1. The problem statement, all variables and given/known data
Rationalize the denominator and simplify:

$$\frac{x^2-9}{\sqrt{3-x}}$$

2. Relevant equations
None.

3. The attempt at a solution
The answer to the question is $$-(x+3)\sqrt{3-x}$$, but this is what I'am getting:
Can someone show me where I went wrong?

Last edited by a moderator: May 3, 2017
2. Feb 9, 2008

### rocomath

Well, when you rationalize a problem. You want to get rid of the radical. In order for the radical to go away, you have to manipulate it so that the power is 1.

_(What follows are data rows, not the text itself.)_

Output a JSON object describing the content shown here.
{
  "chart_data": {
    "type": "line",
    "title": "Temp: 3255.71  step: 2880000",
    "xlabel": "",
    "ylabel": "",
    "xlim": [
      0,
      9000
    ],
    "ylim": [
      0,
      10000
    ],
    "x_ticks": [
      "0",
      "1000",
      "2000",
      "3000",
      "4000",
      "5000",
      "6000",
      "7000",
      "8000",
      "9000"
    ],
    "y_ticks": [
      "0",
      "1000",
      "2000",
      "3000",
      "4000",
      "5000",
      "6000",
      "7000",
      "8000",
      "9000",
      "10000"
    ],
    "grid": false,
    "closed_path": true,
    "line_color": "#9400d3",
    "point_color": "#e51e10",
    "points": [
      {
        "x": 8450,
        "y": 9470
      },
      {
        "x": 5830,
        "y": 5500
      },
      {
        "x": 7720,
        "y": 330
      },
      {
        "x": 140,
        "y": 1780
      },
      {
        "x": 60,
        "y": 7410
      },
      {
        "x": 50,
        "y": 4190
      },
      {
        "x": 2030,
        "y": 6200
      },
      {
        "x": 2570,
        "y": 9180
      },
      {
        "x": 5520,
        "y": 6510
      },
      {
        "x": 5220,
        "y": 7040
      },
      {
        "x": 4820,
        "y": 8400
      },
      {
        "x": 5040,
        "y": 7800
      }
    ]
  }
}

You multiplied the both numerator and denominator by $$\sqrt{3+x}$$ when you should have multiplied both by $$\sqrt{3-x}$$

3. Feb 9, 2008

### temaire

But I thought that when you rationalize, you're supposed to multiply the numerator and denominator by the conjugate.

4. Feb 9, 2008

### Gib Z

Since we have a square root, it's like a grouping symbol, we have to take the entire piece as one single thing. So we we let $\sqrt{3+x} = a$, then theres really only one thing in the denominator. We only multiply by the conjugate when the identity $p^2-q^2 = (p+q)(p-q)$ is useful to us, in this case not. This time it was easier just to get rid of the square root.

Or another way to think of it, you have a+0 in the denominator, you have to multiply by its conjugate, a-0 = a.

5. Feb 10, 2008

### HallsofIvy

Yes, and what is the conjugate here? The conjugate of $a+ b\sqrt{c}$ is $a- b\sqrt{c}$. What are a, b, and c here?